--The Power of the Powerless by Vaclav Havel
In late summer of 1996, Lynda and I journeyed to the Czech Republic so that she could teach English at a small school in Mlada Boleslav (located 50 km or so northwest of Prague) and I could read, write, and generally soak up the dreary atmosphere of this small, factory town primarily known as the home of the Skoda automobile plant. Although the town seemed picturesque upon arrival--with its old town square, castle, inexpensive local beer like Staropramen and Gambrinus, and a great little sausage stand near the supermarket--the reality of how damn depressing and dire the place could get became apparent even before the first chemically-enhanced snowflakes coated the already grimy streets, locking us within an industrial freeze that would last for months.

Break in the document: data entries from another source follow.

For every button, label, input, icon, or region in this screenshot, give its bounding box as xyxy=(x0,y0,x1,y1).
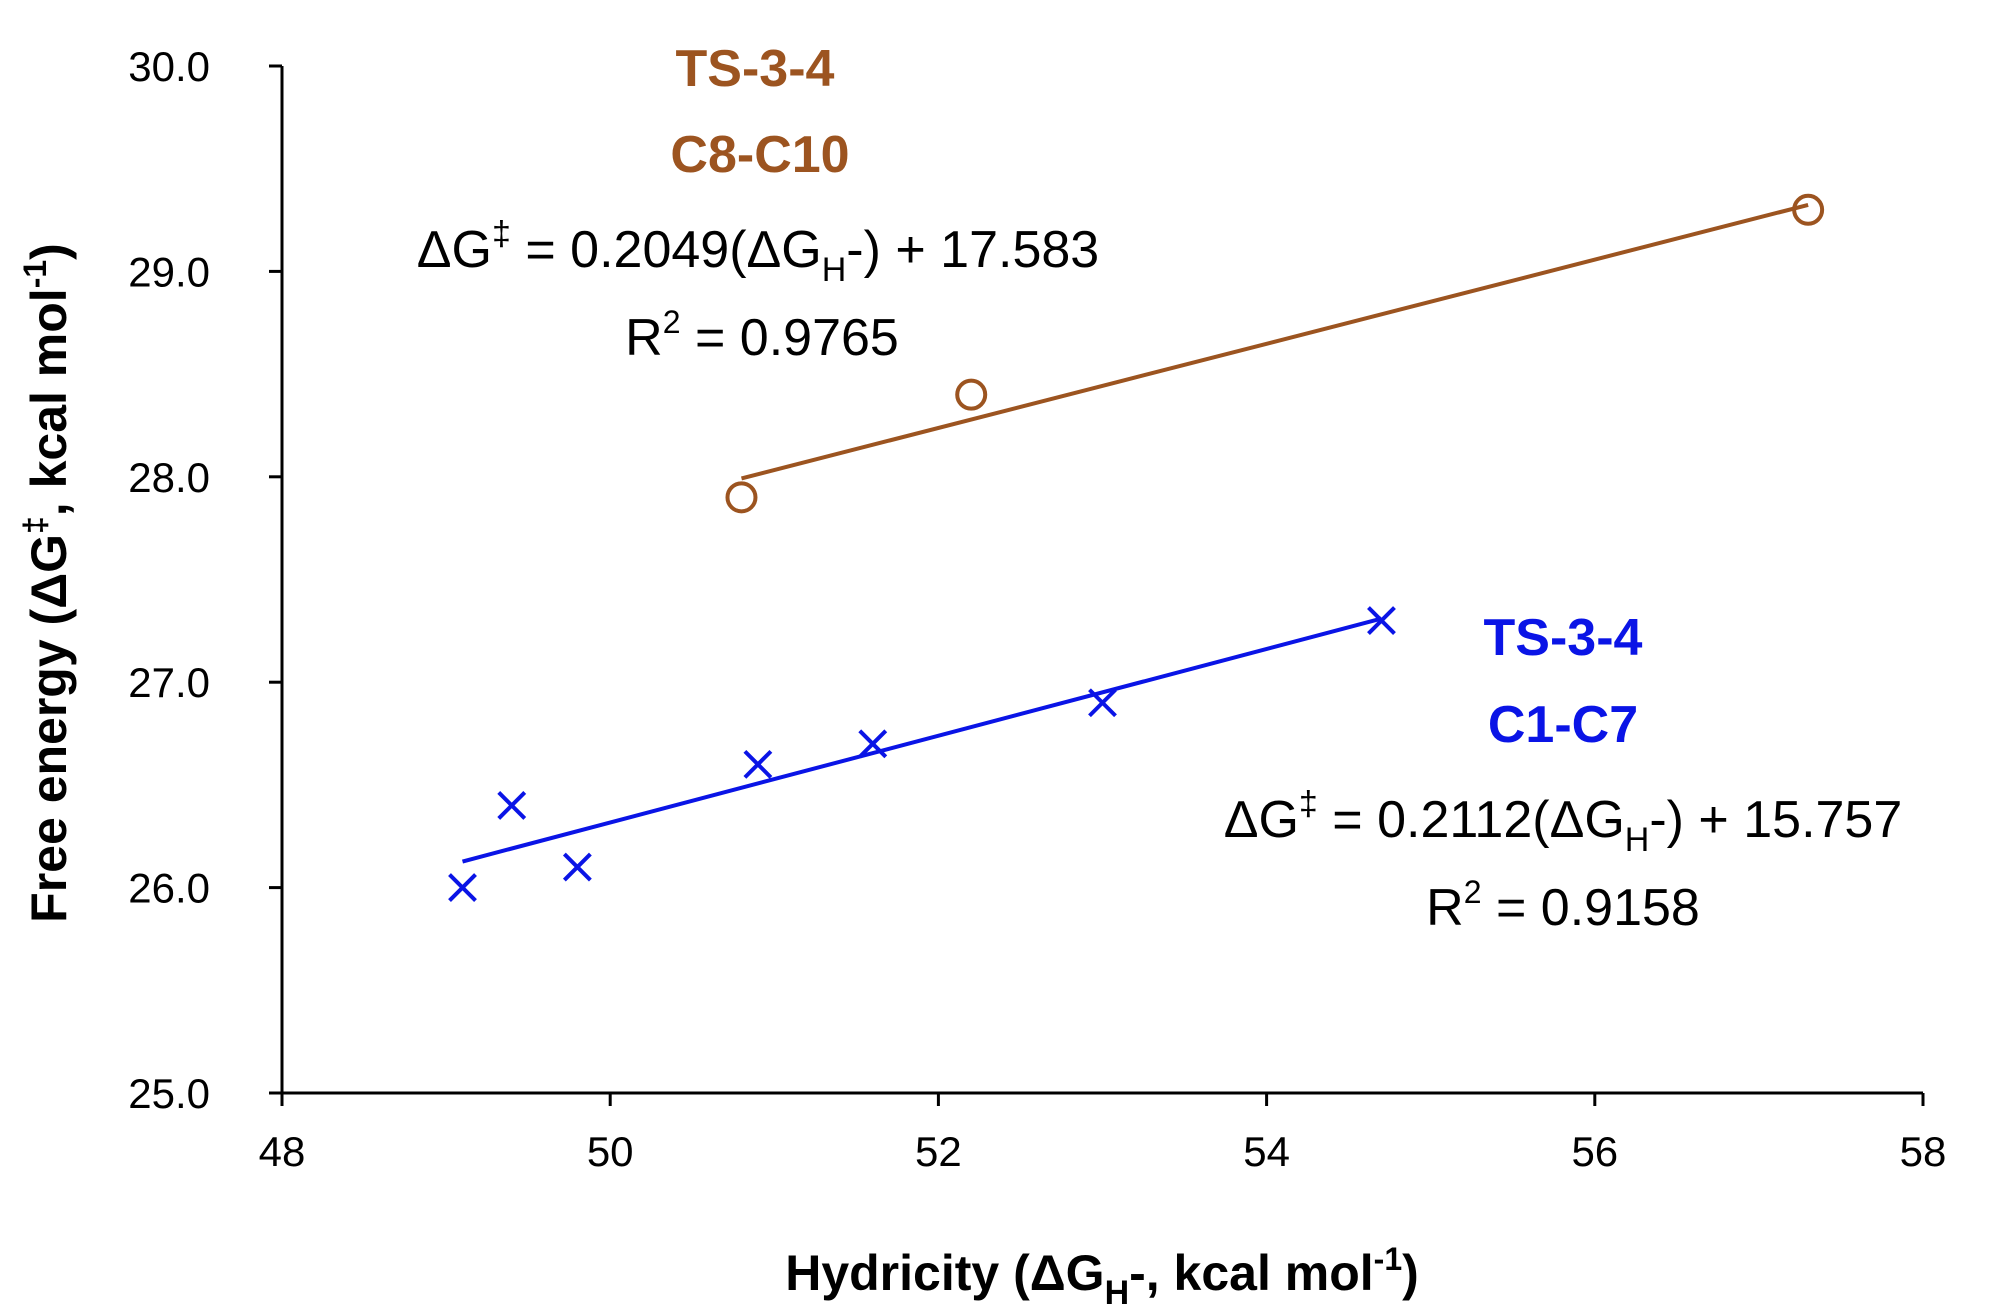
data-point-circle xyxy=(955,378,988,411)
tick-group: 48 50 52 54 56 58 25.0 26.0 27.0 28.0 29.0 30.0 xyxy=(128,43,1946,1175)
fit-lines xyxy=(461,202,1809,864)
x-tick-label: 52 xyxy=(915,1128,962,1175)
x-tick-label: 54 xyxy=(1243,1128,1290,1175)
series-1-eq-sub: H xyxy=(822,251,847,289)
data-markers xyxy=(448,193,1825,903)
data-point-circle xyxy=(1792,193,1825,226)
data-point-x xyxy=(562,852,592,882)
y-axis-title-mid: , kcal mol xyxy=(21,288,77,516)
series-2-label-line1: TS-3-4 xyxy=(1484,609,1643,667)
series-1-r2: R2 = 0.9765 xyxy=(625,304,899,367)
series-1-r2-lhs: R xyxy=(625,309,663,367)
series-1-eq-mid: = 0.2049(ΔG xyxy=(511,221,822,279)
series-1-r2-rhs: = 0.9765 xyxy=(681,309,899,367)
data-point-circle xyxy=(725,481,758,514)
data-point-x xyxy=(1088,688,1117,718)
series-2-r2-lhs: R xyxy=(1426,879,1464,937)
data-point-x xyxy=(858,729,888,759)
series-1-label-line2: C8-C10 xyxy=(670,126,849,184)
series-1-r2-sup: 2 xyxy=(663,304,681,340)
data-point-x xyxy=(1367,606,1396,635)
y-tick-label: 27.0 xyxy=(128,659,210,706)
series-2-label-line2: C1-C7 xyxy=(1488,696,1638,754)
x-tick-label: 50 xyxy=(587,1128,634,1175)
series-2-r2: R2 = 0.9158 xyxy=(1426,874,1700,937)
y-tick-label: 26.0 xyxy=(128,865,210,912)
series-2-eq-sub: H xyxy=(1625,821,1650,859)
x-tick-label: 56 xyxy=(1571,1128,1618,1175)
x-axis-title-main: Hydricity (ΔG xyxy=(785,1245,1104,1301)
fit-line-series-2 xyxy=(461,616,1382,864)
series-2-eq-rhs: -) + 15.757 xyxy=(1649,791,1902,849)
data-point-x xyxy=(497,791,527,820)
y-axis-title-main: Free energy (ΔG xyxy=(21,534,77,923)
y-tick-label: 25.0 xyxy=(128,1070,210,1117)
series-1-equation: ΔG‡ = 0.2049(ΔGH-) + 17.583 xyxy=(417,215,1099,289)
fit-line-series-1 xyxy=(740,202,1809,481)
series-2-r2-sup: 2 xyxy=(1464,874,1482,910)
x-axis-title: Hydricity (ΔGH-, kcal mol-1) xyxy=(785,1241,1419,1312)
y-axis-title-sup1: ‡ xyxy=(17,516,53,534)
y-axis-title-sup2: -1 xyxy=(17,260,53,288)
y-tick-label: 28.0 xyxy=(128,454,210,501)
data-point-x xyxy=(743,749,773,779)
x-axis-title-sup: -1 xyxy=(1374,1241,1402,1277)
series-1-label-line1: TS-3-4 xyxy=(676,40,835,98)
series-1-eq-rhs: -) + 17.583 xyxy=(846,221,1099,279)
series-1-eq-lhs: ΔG xyxy=(417,221,492,279)
y-axis-title: Free energy (ΔG‡, kcal mol-1) xyxy=(17,243,77,923)
series-2-r2-rhs: = 0.9158 xyxy=(1482,879,1700,937)
x-tick-label: 58 xyxy=(1900,1128,1947,1175)
y-tick-label: 30.0 xyxy=(128,43,210,90)
axes xyxy=(280,66,1923,1095)
x-axis-title-after-sub: -, kcal mol xyxy=(1129,1245,1374,1301)
series-2-eq-lhs: ΔG xyxy=(1224,791,1299,849)
x-axis-title-end: ) xyxy=(1402,1245,1419,1301)
series-2-eq-sup: ‡ xyxy=(1299,785,1318,823)
series-2-eq-mid: = 0.2112(ΔG xyxy=(1318,791,1625,849)
data-point-x xyxy=(448,873,477,903)
x-axis-title-sub: H xyxy=(1105,1274,1130,1312)
series-1-eq-sup: ‡ xyxy=(492,215,511,253)
x-tick-label: 48 xyxy=(259,1128,306,1175)
y-tick-label: 29.0 xyxy=(128,248,210,295)
y-axis-title-end: ) xyxy=(21,243,77,260)
series-2-equation: ΔG‡ = 0.2112(ΔGH-) + 15.757 xyxy=(1224,785,1903,859)
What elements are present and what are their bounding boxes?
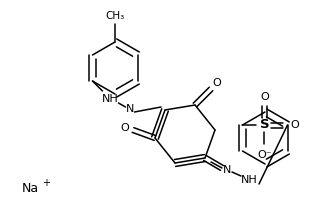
Text: S: S bbox=[260, 119, 269, 131]
Text: NH: NH bbox=[102, 94, 119, 104]
Text: O⁻: O⁻ bbox=[257, 150, 272, 160]
Text: CH₃: CH₃ bbox=[106, 11, 125, 21]
Text: N: N bbox=[126, 104, 135, 114]
Text: O: O bbox=[121, 123, 129, 133]
Text: O: O bbox=[213, 78, 221, 88]
Text: O: O bbox=[290, 120, 299, 130]
Text: N: N bbox=[223, 165, 231, 175]
Text: Na: Na bbox=[22, 181, 39, 195]
Text: NH: NH bbox=[241, 175, 257, 185]
Text: +: + bbox=[42, 178, 50, 188]
Text: O: O bbox=[260, 92, 269, 102]
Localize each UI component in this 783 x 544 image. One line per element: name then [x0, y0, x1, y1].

It certainly wasn't all bad: there were weekend excursions by unheated bus into Magic Prague where we would breakfast at our favorite restaurant, wander the maze of streets that spidered from Old Town Square and never failed to get us lost and amused, postcard moments upon Charles Bridge that seemed completely meaningful and facile simultaneously, and late dinner and beer within the warm seclusion of an Irish pub that made us homesick for an unattainable, non-existent state of mind (at least as far as I was concerned) and reluctant to return to the origin of our problem. But return to Boleslav we would, and back into the overheated panelak that increasingly became the outward manifestation of my prolonged unease.

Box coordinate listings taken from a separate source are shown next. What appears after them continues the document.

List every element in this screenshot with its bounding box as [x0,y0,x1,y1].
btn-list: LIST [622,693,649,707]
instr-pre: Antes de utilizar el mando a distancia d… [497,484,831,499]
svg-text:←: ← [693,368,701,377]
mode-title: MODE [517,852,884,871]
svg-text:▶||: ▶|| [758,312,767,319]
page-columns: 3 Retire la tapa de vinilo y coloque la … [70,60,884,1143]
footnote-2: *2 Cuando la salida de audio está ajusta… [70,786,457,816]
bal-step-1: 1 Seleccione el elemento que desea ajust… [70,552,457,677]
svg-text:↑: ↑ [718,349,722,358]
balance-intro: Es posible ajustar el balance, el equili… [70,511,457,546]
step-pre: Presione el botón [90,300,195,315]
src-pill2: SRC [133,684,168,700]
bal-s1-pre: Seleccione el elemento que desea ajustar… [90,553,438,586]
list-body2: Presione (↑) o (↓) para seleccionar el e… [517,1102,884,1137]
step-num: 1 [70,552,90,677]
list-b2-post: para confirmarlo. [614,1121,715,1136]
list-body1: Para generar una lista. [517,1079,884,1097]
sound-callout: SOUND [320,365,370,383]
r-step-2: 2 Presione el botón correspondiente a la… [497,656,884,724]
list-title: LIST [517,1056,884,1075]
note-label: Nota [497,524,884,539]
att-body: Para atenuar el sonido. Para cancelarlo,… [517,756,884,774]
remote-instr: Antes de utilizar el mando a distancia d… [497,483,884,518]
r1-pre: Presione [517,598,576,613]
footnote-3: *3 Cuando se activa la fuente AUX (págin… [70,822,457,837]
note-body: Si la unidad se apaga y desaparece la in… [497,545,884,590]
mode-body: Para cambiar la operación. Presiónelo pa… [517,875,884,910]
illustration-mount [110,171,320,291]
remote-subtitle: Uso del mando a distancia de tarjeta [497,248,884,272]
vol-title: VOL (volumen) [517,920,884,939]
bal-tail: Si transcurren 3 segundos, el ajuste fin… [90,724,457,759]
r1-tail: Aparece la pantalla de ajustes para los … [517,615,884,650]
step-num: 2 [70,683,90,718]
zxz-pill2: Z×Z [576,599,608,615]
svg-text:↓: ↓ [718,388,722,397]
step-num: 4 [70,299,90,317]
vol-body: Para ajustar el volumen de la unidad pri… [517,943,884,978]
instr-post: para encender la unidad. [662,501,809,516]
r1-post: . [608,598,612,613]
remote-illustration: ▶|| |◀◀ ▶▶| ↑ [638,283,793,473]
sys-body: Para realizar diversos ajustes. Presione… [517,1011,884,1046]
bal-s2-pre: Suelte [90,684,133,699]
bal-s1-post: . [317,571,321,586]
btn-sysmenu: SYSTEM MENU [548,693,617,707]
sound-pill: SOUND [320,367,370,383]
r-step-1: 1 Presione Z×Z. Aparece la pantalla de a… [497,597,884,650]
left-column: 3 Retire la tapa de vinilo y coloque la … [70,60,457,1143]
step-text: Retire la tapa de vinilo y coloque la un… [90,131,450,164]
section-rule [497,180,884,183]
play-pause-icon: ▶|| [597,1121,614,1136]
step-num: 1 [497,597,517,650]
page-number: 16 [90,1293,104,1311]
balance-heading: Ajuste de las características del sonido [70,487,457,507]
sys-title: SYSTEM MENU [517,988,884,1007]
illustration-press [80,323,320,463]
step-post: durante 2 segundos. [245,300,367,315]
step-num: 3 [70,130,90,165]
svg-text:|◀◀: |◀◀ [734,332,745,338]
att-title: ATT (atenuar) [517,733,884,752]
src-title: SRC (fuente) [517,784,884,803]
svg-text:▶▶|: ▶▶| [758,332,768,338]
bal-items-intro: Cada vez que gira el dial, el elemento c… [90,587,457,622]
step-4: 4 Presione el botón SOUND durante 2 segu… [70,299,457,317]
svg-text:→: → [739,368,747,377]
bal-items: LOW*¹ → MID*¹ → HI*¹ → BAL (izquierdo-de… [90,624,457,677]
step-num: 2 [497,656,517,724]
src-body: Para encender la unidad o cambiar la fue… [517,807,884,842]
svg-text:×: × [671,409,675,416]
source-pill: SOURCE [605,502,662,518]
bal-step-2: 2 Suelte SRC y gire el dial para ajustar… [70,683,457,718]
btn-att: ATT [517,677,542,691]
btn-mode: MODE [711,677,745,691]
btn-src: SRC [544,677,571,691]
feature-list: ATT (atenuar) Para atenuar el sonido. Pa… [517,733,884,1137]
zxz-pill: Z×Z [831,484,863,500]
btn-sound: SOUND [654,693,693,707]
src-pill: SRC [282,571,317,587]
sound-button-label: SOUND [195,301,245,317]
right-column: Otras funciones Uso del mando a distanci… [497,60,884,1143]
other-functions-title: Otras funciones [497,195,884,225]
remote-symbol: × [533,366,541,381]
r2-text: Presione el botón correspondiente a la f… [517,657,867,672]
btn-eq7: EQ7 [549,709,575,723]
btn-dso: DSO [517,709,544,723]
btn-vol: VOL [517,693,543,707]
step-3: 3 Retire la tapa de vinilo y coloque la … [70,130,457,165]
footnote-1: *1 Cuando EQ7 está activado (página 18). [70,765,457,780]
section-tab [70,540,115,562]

Luckily, we had a small black & white television at our disposal, and when the books ran out (which was quick) and I wasn't scribbling in the numerous journals that I'd brought with me, physical proof that I really was trying to be a writer for the first time, I'd sit a few feet in front of the guttering screen and watch Sparta Praha.
I was a complete soccer novice at the time. Here in Portland, I grew up in the late-1970s being a fan of the original NASL Portland Timbers. But honestly, it was a fleeting love and by the time I hit my teens I rarely if ever thought of the sport (hell, way of life). But watching Iron Sparta play, it was like my true memory of how things ought to be returned. My memory of the intricacy of the game was hampered, though that didn't cripple my enjoyment or excitement of watching the furious play in any way. I was covertly falling in love with it all over again, even though it would be another six years (World Cup 2002) before I succumbed fully to the passion for good.
In 1996 the Czech national team had just come off a second place finish against the Germans, and the country was still rightfully proud of the team's accomplishment and return to world tournament glory after years of non-existence. Led by Pavel Nedved, (who would subsequently be picked up by every real fascist's favorite team, Lazio, and then more notably Juventus), Vladimir Smicer (FC Girondins de Bordeaux), Patrik Berger (Aston Villa), Pavel Kuka, Karel Poborsky (who holds the record for the Czech team in most appearances), and Lubos Kubik, I would frequently see replays on television of the squad returning home as if they had beaten Germany and every time I watched, I'd feel their need for a little respect, a little retribution.
The World Cup 2006 squad is aging and dealing with injuries, but their determination to struggle on never fails to move me. They also have arguably the world's best keeper at the moment, the appropriately monikered Petr Cech from Chelsea, striker Milan Baros (currently stuck with Aston Villa, though for how long . . . .), Marek Heinz (who plays in Turkey and scored two decisive goals for the team in Euro 2004), and Arsenal midfielder Tomas Rosicky to help Nedved and Smicer further the cause.
I admit my allegience for the team is completely personal, sentimental, and biased. I want them to win the whole damn thing and hope they will lose with grace. Despite their FIFA World Ranking at number two, I realize that there can be no hope for a team so acclimated to loss.